Well, the US appears to have made a good decision…

One of the labels often pinned on those of us who choose to speak up about the climate is “tree hugger”. You probably have your own vision of what that it means, but the implication is that we somehow care more about the Earth than the people who live on it.

My response is typically “the Earth is indifferent”. Over many millions of years it appears (from ice core analysis) that the Earth does what it can to keep the CO2 concentration somewhere on average between 200 and 300 ppm. Humans invented fire and found it convenient and advantageous to dig up and burn fossil carbon – sometime in the early 1900s the concentration of atmospheric carbon dioxide went above 300 ppm and has been going up ever since.

The Earth does not care if we do nothing to arrest and reverse the accumulation of carbon dioxide pollution and the disastrous changes to the climate that comes along with it. If we do nothing and create a climate that we cannot survive, the Earth will not care. Without us, the Earth will begin a long, slow process to bring the CO2 concentration back to a manageable level, including growing tropical forests, letting them die and decay and turning what once was carbon dioxide back into hydrocarbons with heat and pressure.

As much as I am personally relieved by the results of the 2020 US presidential election, the Earth doesn’t care that Joe Biden just got elected, even if his Plan for a Clean Energy Revolution and Environmental Justice is likely in its best interest – at least better than anything the US in play right now. As much as I am relieved, it is disheartening to know that US politics have gotten to the point that the act of simply doing the right thing has become Herculean. I despair that without progressive if not radical action, our approach to the climate crisis will be that status quo maintaining, incremental thinking we embrace now.

If the Earth were watching and actually had an opinion, it may observe with keen interest our attempts to turn around our thus-far appalling inaction on the very real pandemic crisis that immediately threatens so many of us, and then see if we leverage that action to address the existential crisis of climate change.

As often is the case, Greta Thunberg is a voice of reason and urgency. In a recent interview in The Guardian she warns of too many loopholes in existing climate agreements, and too little action not fast enough: “We shouldn’t be focusing on dates 10, 20 or even 30 years in the future. If we don’t reduce our emissions now, then those distant targets won’t mean anything because our carbon budgets will be long gone.”

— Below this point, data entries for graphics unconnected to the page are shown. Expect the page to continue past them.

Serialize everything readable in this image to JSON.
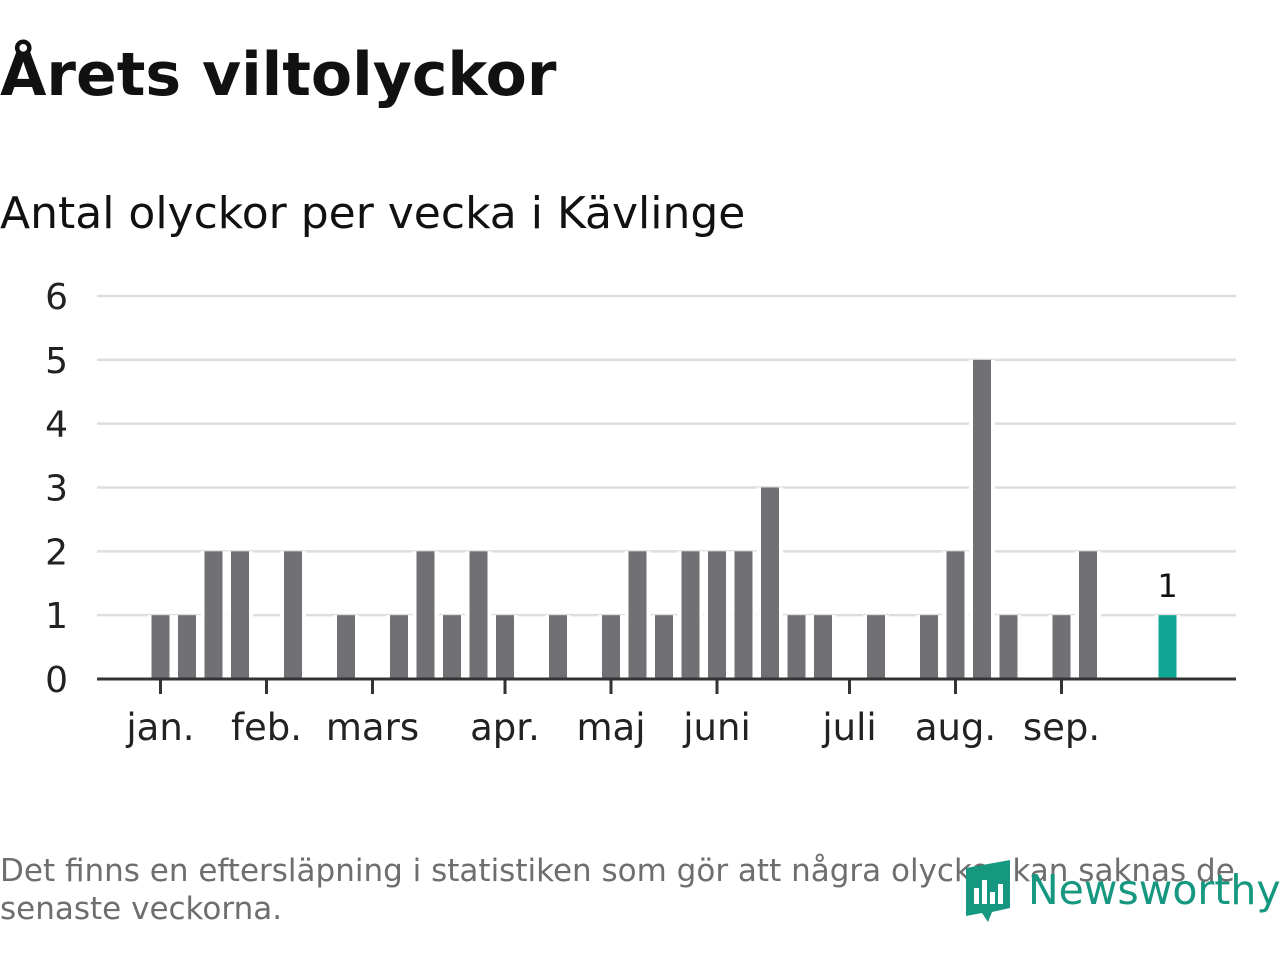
{
  "title": "Årets viltolyckor",
  "subtitle": "Antal olyckor per vecka i Kävlinge",
  "footnote": "Det finns en eftersläpning i statistiken som gör att några olyckor kan saknas de senaste veckorna.",
  "brand": {
    "name": "Newsworthy",
    "icon": "newsworthy-logo-icon"
  },
  "colors": {
    "bar": "#707075",
    "highlight": "#10a797",
    "grid": "#dedede",
    "axis": "#333333",
    "brand": "#16977f"
  },
  "chart_data": {
    "type": "bar",
    "title": "Antal olyckor per vecka i Kävlinge",
    "xlabel": "",
    "ylabel": "",
    "ylim": [
      0,
      6
    ],
    "yticks": [
      0,
      1,
      2,
      3,
      4,
      5,
      6
    ],
    "grid": true,
    "weeks": [
      1,
      2,
      3,
      4,
      5,
      6,
      7,
      8,
      9,
      10,
      11,
      12,
      13,
      14,
      15,
      16,
      17,
      18,
      19,
      20,
      21,
      22,
      23,
      24,
      25,
      26,
      27,
      28,
      29,
      30,
      31,
      32,
      33,
      34,
      35,
      36,
      37,
      38,
      39,
      40,
      41
    ],
    "values": [
      0,
      0,
      1,
      1,
      2,
      2,
      0,
      2,
      0,
      1,
      0,
      1,
      2,
      1,
      2,
      1,
      0,
      1,
      0,
      1,
      2,
      1,
      2,
      2,
      2,
      3,
      1,
      1,
      0,
      1,
      0,
      1,
      2,
      5,
      1,
      0,
      1,
      2,
      0,
      0,
      1
    ],
    "highlight": {
      "week": 41,
      "label": "1"
    },
    "month_ticks": [
      {
        "label": "jan.",
        "week": 3
      },
      {
        "label": "feb.",
        "week": 7
      },
      {
        "label": "mars",
        "week": 11
      },
      {
        "label": "apr.",
        "week": 16
      },
      {
        "label": "maj",
        "week": 20
      },
      {
        "label": "juni",
        "week": 24
      },
      {
        "label": "juli",
        "week": 29
      },
      {
        "label": "aug.",
        "week": 33
      },
      {
        "label": "sep.",
        "week": 37
      }
    ]
  }
}
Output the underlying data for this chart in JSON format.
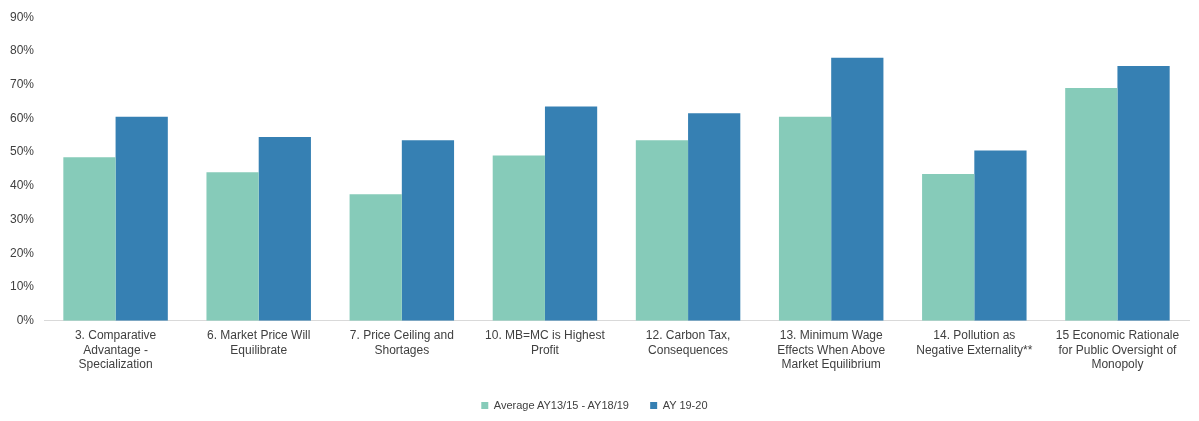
{
  "chart_data": {
    "type": "bar",
    "categories": [
      "3. Comparative Advantage - Specialization",
      "6. Market Price Will Equilibrate",
      "7. Price Ceiling and Shortages",
      "10. MB=MC is Highest Profit",
      "12. Carbon Tax, Consequences",
      "13. Minimum Wage Effects When Above Market Equilibrium",
      "14. Pollution as Negative Externality**",
      "15 Economic Rationale for Public Oversight of Monopoly"
    ],
    "series": [
      {
        "name": "Average AY13/15 - AY18/19",
        "color": "#86cbb9",
        "values": [
          48.5,
          44,
          37.5,
          49,
          53.5,
          60.5,
          43.5,
          69
        ]
      },
      {
        "name": "AY 19-20",
        "color": "#3680b3",
        "values": [
          60.5,
          54.5,
          53.5,
          63.5,
          61.5,
          78,
          50.5,
          75.5
        ]
      }
    ],
    "ylim": [
      0,
      90
    ],
    "yticks": [
      {
        "value": 0,
        "label": "0%"
      },
      {
        "value": 10,
        "label": "10%"
      },
      {
        "value": 20,
        "label": "20%"
      },
      {
        "value": 30,
        "label": "30%"
      },
      {
        "value": 40,
        "label": "40%"
      },
      {
        "value": 50,
        "label": "50%"
      },
      {
        "value": 60,
        "label": "60%"
      },
      {
        "value": 70,
        "label": "70%"
      },
      {
        "value": 80,
        "label": "80%"
      },
      {
        "value": 90,
        "label": "90%"
      }
    ],
    "grid": false,
    "legend": "bottom"
  }
}
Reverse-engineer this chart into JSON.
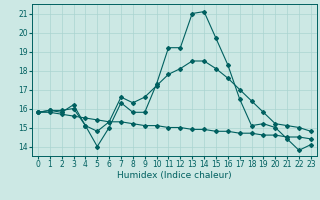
{
  "title": "",
  "xlabel": "Humidex (Indice chaleur)",
  "bg_color": "#cce8e4",
  "grid_color": "#aad4d0",
  "line_color": "#006060",
  "xlim": [
    -0.5,
    23.5
  ],
  "ylim": [
    13.5,
    21.5
  ],
  "xticks": [
    0,
    1,
    2,
    3,
    4,
    5,
    6,
    7,
    8,
    9,
    10,
    11,
    12,
    13,
    14,
    15,
    16,
    17,
    18,
    19,
    20,
    21,
    22,
    23
  ],
  "yticks": [
    14,
    15,
    16,
    17,
    18,
    19,
    20,
    21
  ],
  "line1_y": [
    15.8,
    15.9,
    15.9,
    16.0,
    15.1,
    14.0,
    15.0,
    16.3,
    15.8,
    15.8,
    17.3,
    19.2,
    19.2,
    21.0,
    21.1,
    19.7,
    18.3,
    16.5,
    15.1,
    15.2,
    15.0,
    14.4,
    13.8,
    14.1
  ],
  "line2_y": [
    15.8,
    15.9,
    15.8,
    16.2,
    15.1,
    14.8,
    15.3,
    16.6,
    16.3,
    16.6,
    17.2,
    17.8,
    18.1,
    18.5,
    18.5,
    18.1,
    17.6,
    17.0,
    16.4,
    15.8,
    15.2,
    15.1,
    15.0,
    14.8
  ],
  "line3_y": [
    15.8,
    15.8,
    15.7,
    15.6,
    15.5,
    15.4,
    15.3,
    15.3,
    15.2,
    15.1,
    15.1,
    15.0,
    15.0,
    14.9,
    14.9,
    14.8,
    14.8,
    14.7,
    14.7,
    14.6,
    14.6,
    14.5,
    14.5,
    14.4
  ],
  "tick_fontsize": 5.5,
  "xlabel_fontsize": 6.5
}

 “As long as we don’t treat the climate crisis like a crisis, we can have as many conferences as we want, but it will just be negotiations, empty words, loopholes and greenwash.”

Greta Thunberg

It is encouraging that Biden uses the term “environmental justice” so prominently. His plan includes a focus on a clean energy economy, achieving net-zero emissions by 2050, building climate resilience, working globally and supporting those communities most at risk. A plan far better than the denial, distraction and distrust that forms the official position of the current US administration.

But Greta Thunberg is quick to condemn most politicians: “I wish there was one politician or one party that was strong enough on these issues”. It is, however, justice she seeks, saying “that’s why we are fighting for climate justice, social justice. They are so interlinked, you can’t have one without the other.”

“Leaders are happy to set targets for decades ahead,
but flinch when immediate action is needed” – Greta Thunberg

I have to admit to being quietly optimistic about the future again, after a long, hard four years. But as William Arthur Ward says, “the pessimist complains about the wind, the optimist expects it to change, and the realist adjusts the sails”. Despite the damage inflicted by a disastrous US administration, despite the sustained assault on science, despite racism and injustice, we have to center ourselves, embrace the essential reality of our climate crisis and commit to the long, and difficult fight that we cannot and must not lose.